Networked Information Aggregation via Machine Learning

We study a distributed learning problem in which learning agents are embedded in a directed acyclic graph (DAG). There is a fixed and arbitrary distribution over feature/label pairs, and each agent or vertex in the graph is able to directly observe only a subset of the features -- potentially a different subset for every agent. The agents learn sequentially in some order consistent with a topological sort of the DAG, committing to a model mapping observations to predictions of the real-valued label. Each agent observes the predictions of their parents in the DAG, and trains their model using both the features of the instance that they directly observe, and the predictions of their parents as additional features.
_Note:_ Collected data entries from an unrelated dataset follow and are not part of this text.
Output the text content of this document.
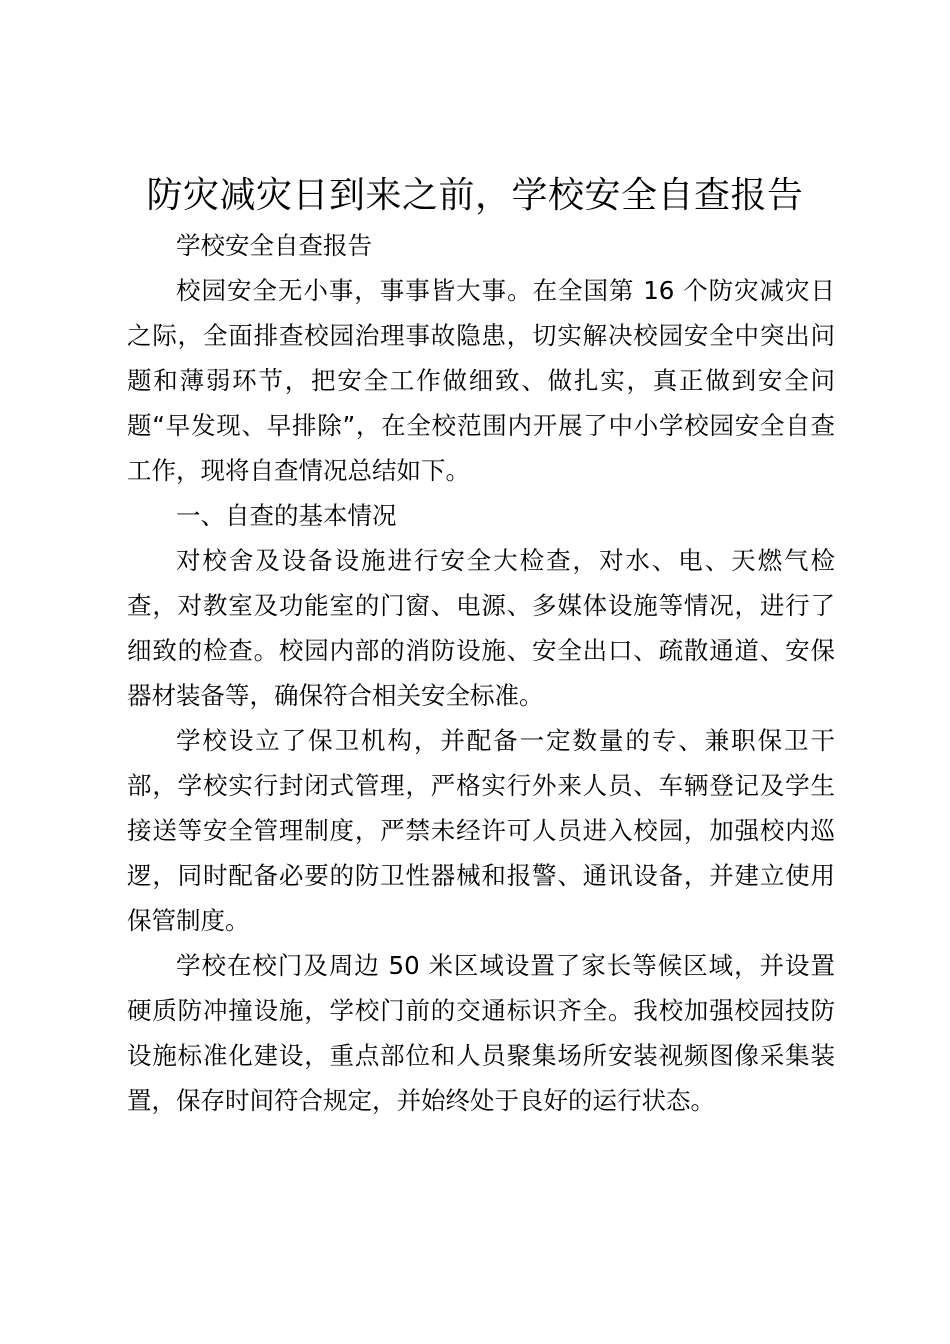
防灾减灾日到来之前，学校安全自查报告

学校安全自查报告

校园安全无小事，事事皆大事。在全国第 16 个防灾减灾日之际，全面排查校园治理事故隐患，切实解决校园安全中突出问题和薄弱环节，把安全工作做细致、做扎实，真正做到安全问题“早发现、早排除”，在全校范围内开展了中小学校园安全自查工作，现将自查情况总结如下。

一、自查的基本情况

对校舍及设备设施进行安全大检查，对水、电、天燃气检查，对教室及功能室的门窗、电源、多媒体设施等情况，进行了细致的检查。校园内部的消防设施、安全出口、疏散通道、安保器材装备等，确保符合相关安全标准。

学校设立了保卫机构，并配备一定数量的专、兼职保卫干部，学校实行封闭式管理，严格实行外来人员、车辆登记及学生接送等安全管理制度，严禁未经许可人员进入校园，加强校内巡逻，同时配备必要的防卫性器械和报警、通讯设备，并建立使用保管制度。

学校在校门及周边 50 米区域设置了家长等候区域，并设置硬质防冲撞设施，学校门前的交通标识齐全。我校加强校园技防设施标准化建设，重点部位和人员聚集场所安装视频图像采集装置，保存时间符合规定，并始终处于良好的运行状态。
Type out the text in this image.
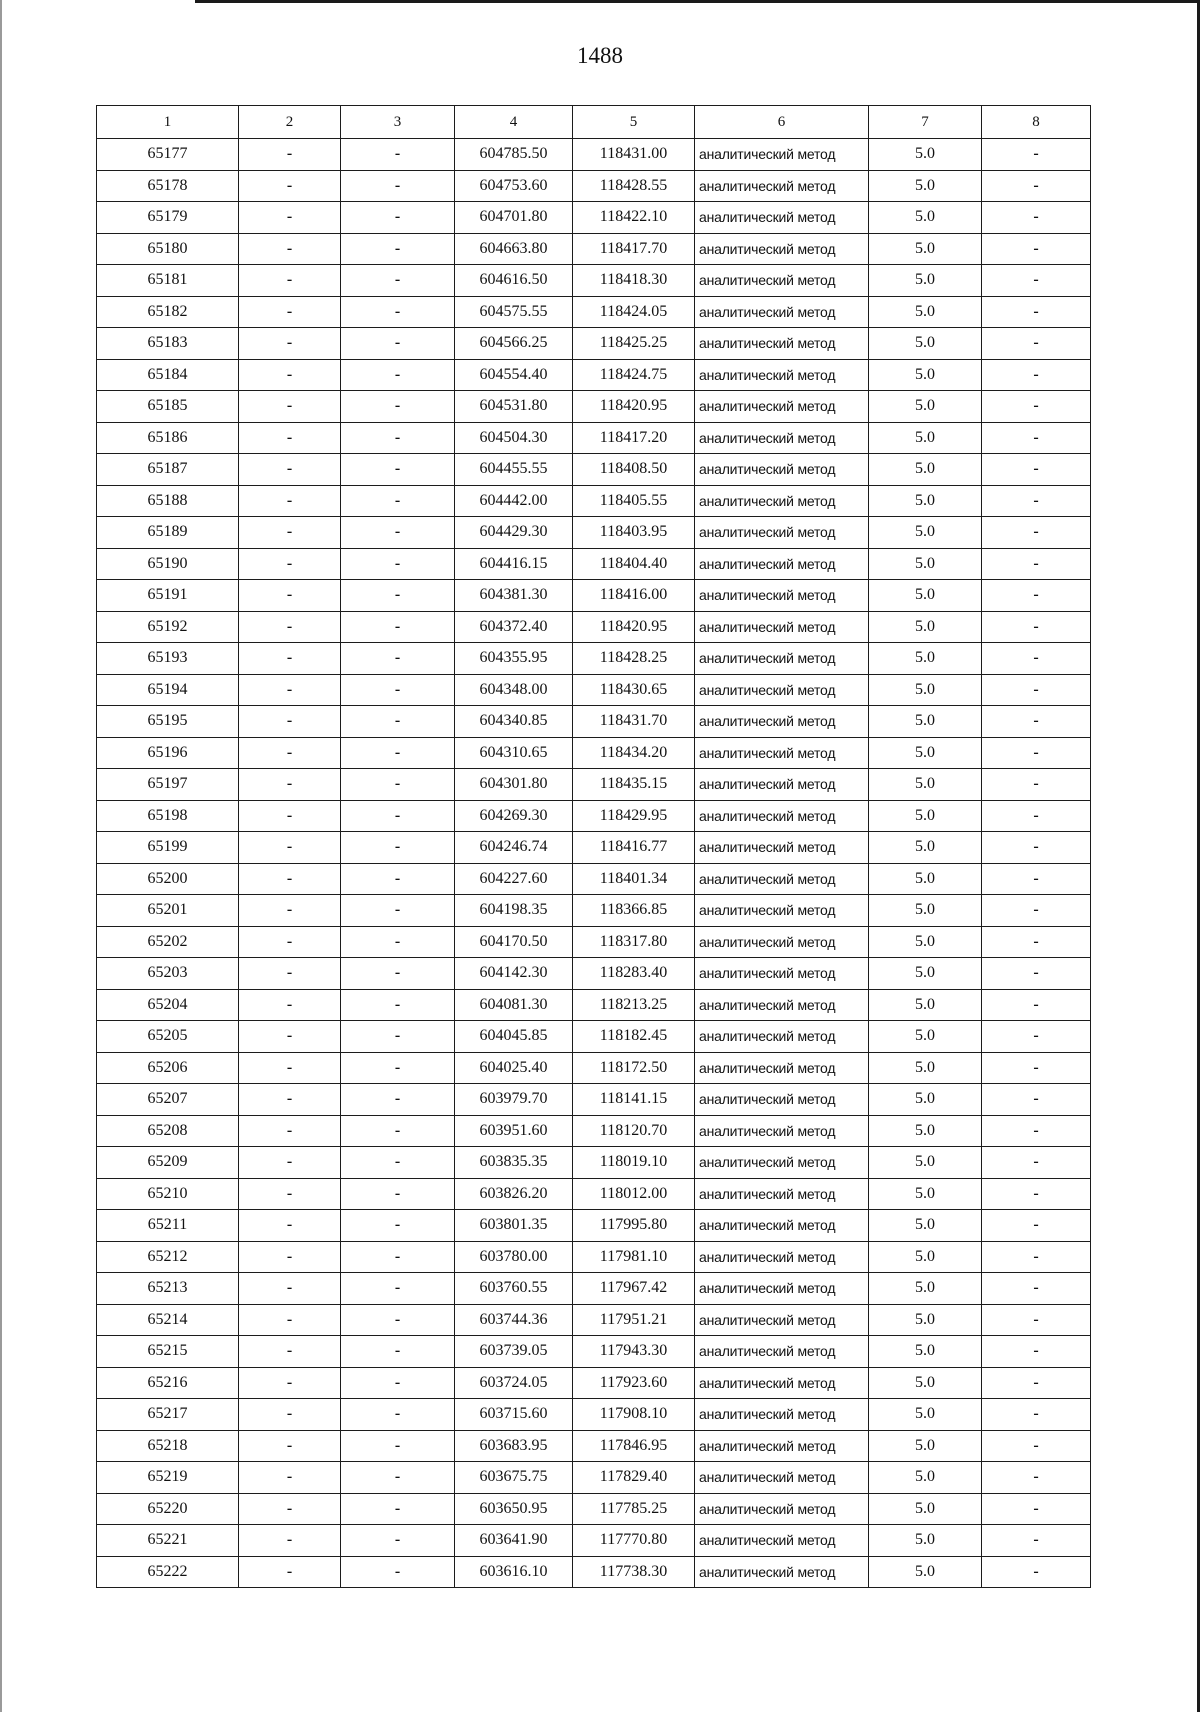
1488
1	2	3	4	5	6	7	8
65177	-	-	604785.50	118431.00	аналитический метод	5.0	-
65178	-	-	604753.60	118428.55	аналитический метод	5.0	-
65179	-	-	604701.80	118422.10	аналитический метод	5.0	-
65180	-	-	604663.80	118417.70	аналитический метод	5.0	-
65181	-	-	604616.50	118418.30	аналитический метод	5.0	-
65182	-	-	604575.55	118424.05	аналитический метод	5.0	-
65183	-	-	604566.25	118425.25	аналитический метод	5.0	-
65184	-	-	604554.40	118424.75	аналитический метод	5.0	-
65185	-	-	604531.80	118420.95	аналитический метод	5.0	-
65186	-	-	604504.30	118417.20	аналитический метод	5.0	-
65187	-	-	604455.55	118408.50	аналитический метод	5.0	-
65188	-	-	604442.00	118405.55	аналитический метод	5.0	-
65189	-	-	604429.30	118403.95	аналитический метод	5.0	-
65190	-	-	604416.15	118404.40	аналитический метод	5.0	-
65191	-	-	604381.30	118416.00	аналитический метод	5.0	-
65192	-	-	604372.40	118420.95	аналитический метод	5.0	-
65193	-	-	604355.95	118428.25	аналитический метод	5.0	-
65194	-	-	604348.00	118430.65	аналитический метод	5.0	-
65195	-	-	604340.85	118431.70	аналитический метод	5.0	-
65196	-	-	604310.65	118434.20	аналитический метод	5.0	-
65197	-	-	604301.80	118435.15	аналитический метод	5.0	-
65198	-	-	604269.30	118429.95	аналитический метод	5.0	-
65199	-	-	604246.74	118416.77	аналитический метод	5.0	-
65200	-	-	604227.60	118401.34	аналитический метод	5.0	-
65201	-	-	604198.35	118366.85	аналитический метод	5.0	-
65202	-	-	604170.50	118317.80	аналитический метод	5.0	-
65203	-	-	604142.30	118283.40	аналитический метод	5.0	-
65204	-	-	604081.30	118213.25	аналитический метод	5.0	-
65205	-	-	604045.85	118182.45	аналитический метод	5.0	-
65206	-	-	604025.40	118172.50	аналитический метод	5.0	-
65207	-	-	603979.70	118141.15	аналитический метод	5.0	-
65208	-	-	603951.60	118120.70	аналитический метод	5.0	-
65209	-	-	603835.35	118019.10	аналитический метод	5.0	-
65210	-	-	603826.20	118012.00	аналитический метод	5.0	-
65211	-	-	603801.35	117995.80	аналитический метод	5.0	-
65212	-	-	603780.00	117981.10	аналитический метод	5.0	-
65213	-	-	603760.55	117967.42	аналитический метод	5.0	-
65214	-	-	603744.36	117951.21	аналитический метод	5.0	-
65215	-	-	603739.05	117943.30	аналитический метод	5.0	-
65216	-	-	603724.05	117923.60	аналитический метод	5.0	-
65217	-	-	603715.60	117908.10	аналитический метод	5.0	-
65218	-	-	603683.95	117846.95	аналитический метод	5.0	-
65219	-	-	603675.75	117829.40	аналитический метод	5.0	-
65220	-	-	603650.95	117785.25	аналитический метод	5.0	-
65221	-	-	603641.90	117770.80	аналитический метод	5.0	-
65222	-	-	603616.10	117738.30	аналитический метод	5.0	-
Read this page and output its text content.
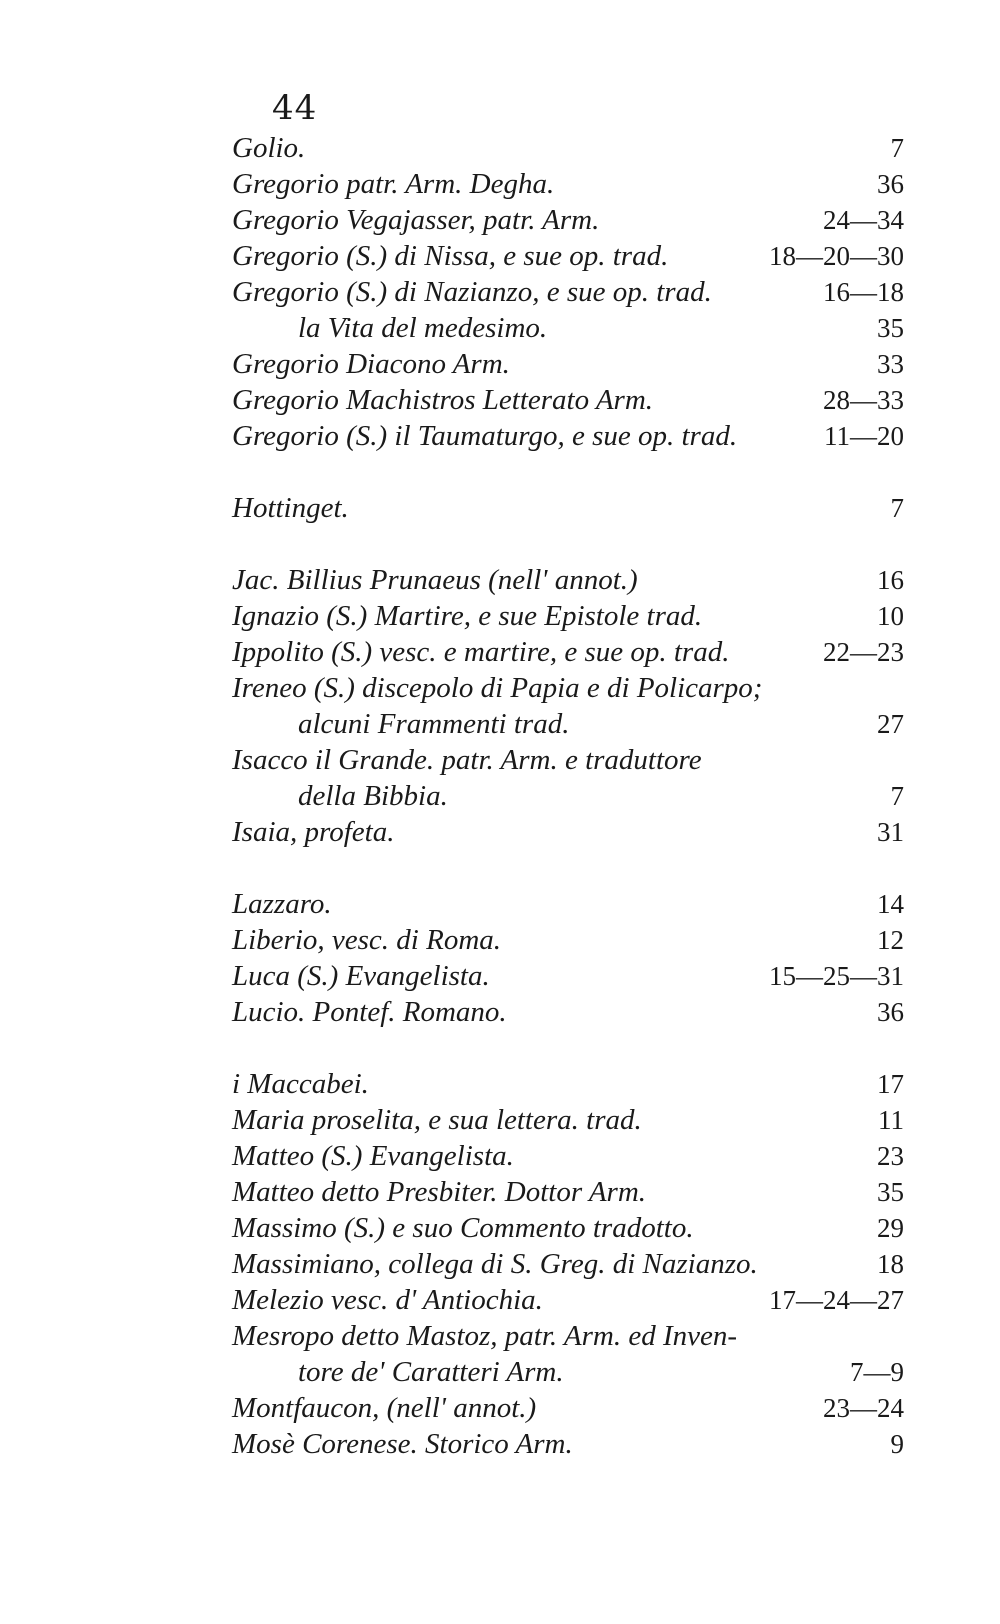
44
Golio.	7
Gregorio patr. Arm. Degha.	36
Gregorio Vegajasser, patr. Arm.	24—34
Gregorio (S.) di Nissa, e sue op. trad.	18—20—30
Gregorio (S.) di Nazianzo, e sue op. trad.	16—18
la Vita del medesimo.	35
Gregorio Diacono Arm.	33
Gregorio Machistros Letterato Arm.	28—33
Gregorio (S.) il Taumaturgo, e sue op. trad.	11—20
Hottinget.	7
Jac. Billius Prunaeus (nell' annot.)	16
Ignazio (S.) Martire, e sue Epistole trad.	10
Ippolito (S.) vesc. e martire, e sue op. trad.	22—23
Ireneo (S.) discepolo di Papia e di Policarpo;
alcuni Frammenti trad.	27
Isacco il Grande. patr. Arm. e traduttore
della Bibbia.	7
Isaia, profeta.	31
Lazzaro.	14
Liberio, vesc. di Roma.	12
Luca (S.) Evangelista.	15—25—31
Lucio. Pontef. Romano.	36
i Maccabei.	17
Maria proselita, e sua lettera. trad.	11
Matteo (S.) Evangelista.	23
Matteo detto Presbiter. Dottor Arm.	35
Massimo (S.) e suo Commento tradotto.	29
Massimiano, collega di S. Greg. di Nazianzo.	18
Melezio vesc. d' Antiochia.	17—24—27
Mesropo detto Mastoz, patr. Arm. ed Inven-
tore de' Caratteri Arm.	7—9
Montfaucon, (nell' annot.)	23—24
Mosè Corenese. Storico Arm.	9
We ask when this process is sufficient to achieve \emph{information aggregation}, in the sense that some agent in the DAG is able to learn a model whose error is competitive with the best model that could have been learned (in some hypothesis class) with direct access to \emph{all} features, despite the fact that no single agent in the network has such access. We give upper and lower bounds for this problem for both linear and general hypothesis classes. Our results identify the \emph{depth} of the DAG as the key parameter: information aggregation can occur over sufficiently long paths in the DAG, assuming that all of the relevant features are well represented along the path, and there are distributions over which information aggregation cannot occur even in the linear case, and even in arbitrarily large DAGs that do not have sufficient depth (such as a hub-and-spokes topology in which the spoke vertices collectively see all the features). We complement our theoretical results with a comprehensive set of experiments.